We all want ingenious performance to lead us to better results. In order for teams to get those better results, they must help each other evaluate and alter performance. In the pursuit of better results, it’s easy to spend an awful lot of time talking about, and obsessing over, what’s going wrong. The rationale goes like this: if we find and correct what’s wrong, that correction will lead to the better results we desire. There is of course some truth to this. Correcting a negative deviance can indeed help a team do better. There is another kind of deviance, however, that deserves a lot of our attention: a positive deviance.

 

A deviance is a departure from the norm. A negative deviance is below the norm. A positive deviance then is a result that is ABOVE the norm. A positive deviance for a team would be the result of a person (or group) that is delivering better results than the norm. This person or group then would be deemed “high performing.”

 

A person or group is a positive deviance when he or she is delivering results above  the norm.

 

Can you identify the positive deviants–individuals or groups–on your team or in your organization? For example, if the “norm” for a sales associate (in a retail company) is $300 of product per shift, than an associate that consistently sells $500 per shift would be a positive deviant. To find positive deviants in your organization you have to know a few things:

 

  1. What measurements matter with regard to your results?
  2. What is the norm of those measurements (the average)?
  3. Who exceeds the norm on a regular basis?

 

Once you find positive deviants, you have a powerful tool for identifying potential performance enhancements that can be used by others. Here’s a step by step process to use positive deviants to help others enhance performance that leads to better results.

 

Action Step One: Find the individuals or groups that are producing positive deviance (high performers)

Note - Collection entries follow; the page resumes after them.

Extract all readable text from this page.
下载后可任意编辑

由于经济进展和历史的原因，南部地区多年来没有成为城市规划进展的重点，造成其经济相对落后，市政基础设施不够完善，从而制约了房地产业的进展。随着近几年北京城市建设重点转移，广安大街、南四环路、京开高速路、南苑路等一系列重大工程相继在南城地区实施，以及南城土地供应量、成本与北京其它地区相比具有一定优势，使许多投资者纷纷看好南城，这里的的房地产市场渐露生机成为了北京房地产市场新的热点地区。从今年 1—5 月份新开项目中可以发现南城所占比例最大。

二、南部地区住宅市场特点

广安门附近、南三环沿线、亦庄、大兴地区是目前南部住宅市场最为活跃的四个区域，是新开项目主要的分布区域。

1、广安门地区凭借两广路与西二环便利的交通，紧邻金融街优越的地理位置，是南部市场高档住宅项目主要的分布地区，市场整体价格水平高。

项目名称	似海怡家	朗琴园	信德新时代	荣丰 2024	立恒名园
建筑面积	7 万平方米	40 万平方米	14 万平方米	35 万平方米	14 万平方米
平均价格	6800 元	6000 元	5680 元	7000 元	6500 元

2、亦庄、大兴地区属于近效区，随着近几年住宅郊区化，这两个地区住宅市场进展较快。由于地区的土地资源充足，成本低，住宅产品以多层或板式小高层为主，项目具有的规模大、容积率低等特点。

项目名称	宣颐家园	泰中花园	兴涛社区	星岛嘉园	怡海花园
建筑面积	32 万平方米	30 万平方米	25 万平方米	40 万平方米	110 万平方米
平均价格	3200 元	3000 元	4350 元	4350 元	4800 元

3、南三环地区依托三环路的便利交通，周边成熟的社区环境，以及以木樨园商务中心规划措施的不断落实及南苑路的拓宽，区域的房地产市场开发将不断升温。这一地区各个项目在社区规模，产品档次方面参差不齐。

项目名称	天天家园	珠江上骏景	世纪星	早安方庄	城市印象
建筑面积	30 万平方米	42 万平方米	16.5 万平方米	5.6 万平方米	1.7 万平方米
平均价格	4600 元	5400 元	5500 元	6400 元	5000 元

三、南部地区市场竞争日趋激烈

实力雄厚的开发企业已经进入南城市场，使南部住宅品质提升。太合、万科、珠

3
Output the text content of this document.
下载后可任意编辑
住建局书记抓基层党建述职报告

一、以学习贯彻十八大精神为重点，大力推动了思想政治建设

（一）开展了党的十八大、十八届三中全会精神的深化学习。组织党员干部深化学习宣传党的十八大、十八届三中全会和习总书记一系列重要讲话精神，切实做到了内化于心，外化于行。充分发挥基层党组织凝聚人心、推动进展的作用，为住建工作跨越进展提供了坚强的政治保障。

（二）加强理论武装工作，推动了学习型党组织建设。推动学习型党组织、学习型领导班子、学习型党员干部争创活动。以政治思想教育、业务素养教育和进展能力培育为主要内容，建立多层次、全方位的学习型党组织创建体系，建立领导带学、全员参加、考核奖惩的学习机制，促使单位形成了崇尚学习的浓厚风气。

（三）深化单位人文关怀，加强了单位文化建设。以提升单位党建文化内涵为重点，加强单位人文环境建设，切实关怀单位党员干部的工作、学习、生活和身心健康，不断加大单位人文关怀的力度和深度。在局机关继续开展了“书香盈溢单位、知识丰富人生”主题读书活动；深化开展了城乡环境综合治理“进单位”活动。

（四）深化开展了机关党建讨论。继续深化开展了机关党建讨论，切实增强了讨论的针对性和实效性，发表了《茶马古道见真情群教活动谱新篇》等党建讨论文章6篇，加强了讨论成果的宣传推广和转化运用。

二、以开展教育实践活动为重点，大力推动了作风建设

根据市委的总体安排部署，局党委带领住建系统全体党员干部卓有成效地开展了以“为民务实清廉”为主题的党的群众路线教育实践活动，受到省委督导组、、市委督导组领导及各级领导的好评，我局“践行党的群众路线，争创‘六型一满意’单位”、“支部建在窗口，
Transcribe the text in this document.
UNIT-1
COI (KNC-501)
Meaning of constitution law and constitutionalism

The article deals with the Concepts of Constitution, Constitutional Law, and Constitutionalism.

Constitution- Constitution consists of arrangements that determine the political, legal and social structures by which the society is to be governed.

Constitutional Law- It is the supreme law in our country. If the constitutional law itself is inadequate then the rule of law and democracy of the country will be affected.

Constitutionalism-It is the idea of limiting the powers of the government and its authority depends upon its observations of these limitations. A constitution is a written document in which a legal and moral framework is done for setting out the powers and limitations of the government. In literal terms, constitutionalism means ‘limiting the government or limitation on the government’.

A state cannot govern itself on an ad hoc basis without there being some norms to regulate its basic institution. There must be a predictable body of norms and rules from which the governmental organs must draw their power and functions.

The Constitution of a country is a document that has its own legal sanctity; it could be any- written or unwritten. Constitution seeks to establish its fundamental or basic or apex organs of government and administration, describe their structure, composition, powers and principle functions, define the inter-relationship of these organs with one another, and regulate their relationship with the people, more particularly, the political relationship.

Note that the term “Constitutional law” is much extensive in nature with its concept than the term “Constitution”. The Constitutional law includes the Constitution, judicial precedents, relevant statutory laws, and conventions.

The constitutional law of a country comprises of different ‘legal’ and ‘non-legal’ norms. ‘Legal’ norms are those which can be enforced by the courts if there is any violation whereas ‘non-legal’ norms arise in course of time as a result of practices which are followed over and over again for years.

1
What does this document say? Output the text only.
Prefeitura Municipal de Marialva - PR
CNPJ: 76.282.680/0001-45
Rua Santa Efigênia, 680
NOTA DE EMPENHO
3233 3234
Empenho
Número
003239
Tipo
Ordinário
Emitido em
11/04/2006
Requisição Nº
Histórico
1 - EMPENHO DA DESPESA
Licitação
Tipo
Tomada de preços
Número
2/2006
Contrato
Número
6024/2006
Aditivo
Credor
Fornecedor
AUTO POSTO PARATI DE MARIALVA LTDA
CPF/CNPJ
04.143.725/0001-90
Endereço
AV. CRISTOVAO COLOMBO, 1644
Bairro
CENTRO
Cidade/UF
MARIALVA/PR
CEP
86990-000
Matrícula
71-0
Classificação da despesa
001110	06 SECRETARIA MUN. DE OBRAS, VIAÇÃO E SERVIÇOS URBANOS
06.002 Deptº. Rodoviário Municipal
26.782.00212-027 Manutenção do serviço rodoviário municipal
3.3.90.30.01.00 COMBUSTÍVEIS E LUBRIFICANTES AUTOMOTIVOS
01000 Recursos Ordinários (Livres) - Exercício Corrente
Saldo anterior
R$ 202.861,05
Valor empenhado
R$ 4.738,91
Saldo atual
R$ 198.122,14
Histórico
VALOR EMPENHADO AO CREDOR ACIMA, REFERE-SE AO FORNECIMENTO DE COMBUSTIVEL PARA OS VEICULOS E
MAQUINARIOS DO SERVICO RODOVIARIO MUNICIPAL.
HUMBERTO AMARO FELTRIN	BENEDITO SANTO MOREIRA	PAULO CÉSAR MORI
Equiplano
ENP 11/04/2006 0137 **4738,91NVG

Action Step Two: Learn what they do different than others who produce the status quo (Don’t just celebrate positive deviance, LEARN FROM IT. What is the high performer doing that others are not doing?

Action Step Three: Have high performers share with others what they do with other individuals or groups.

Action Step Four: Expect others to incorporate similar behaviors that demonstrated by positive deviants.

Action Step Five:  Expect everyone to come up with new strategies to beat the norm. That is, everyone should be looking for ways to increase results through better performance. Everyone should ask: What can I do to alter my performance so it increases results?

Action Step Six: Be religious about driving results through performance enhancement. Find where performance is high and turn the volume up on it. Find where performance is low, appropriately expose it, and expect people to change it.

 

ONE NOTE OF CAUTION–READ THIS: Sometimes a positive deviance is uniquely tied to an individual or group. Simply imitating the behavior in another group may not lead to the positive boost you’re looking for. In fact, it can crash and burn. Some actions that lead one person to positive deviance may need to be altered or adapted in order for others to find them successful. You have to “mine for behaviors” that are transferable and adapt those that are not.

 

Find your positive deviants and let them lead the way.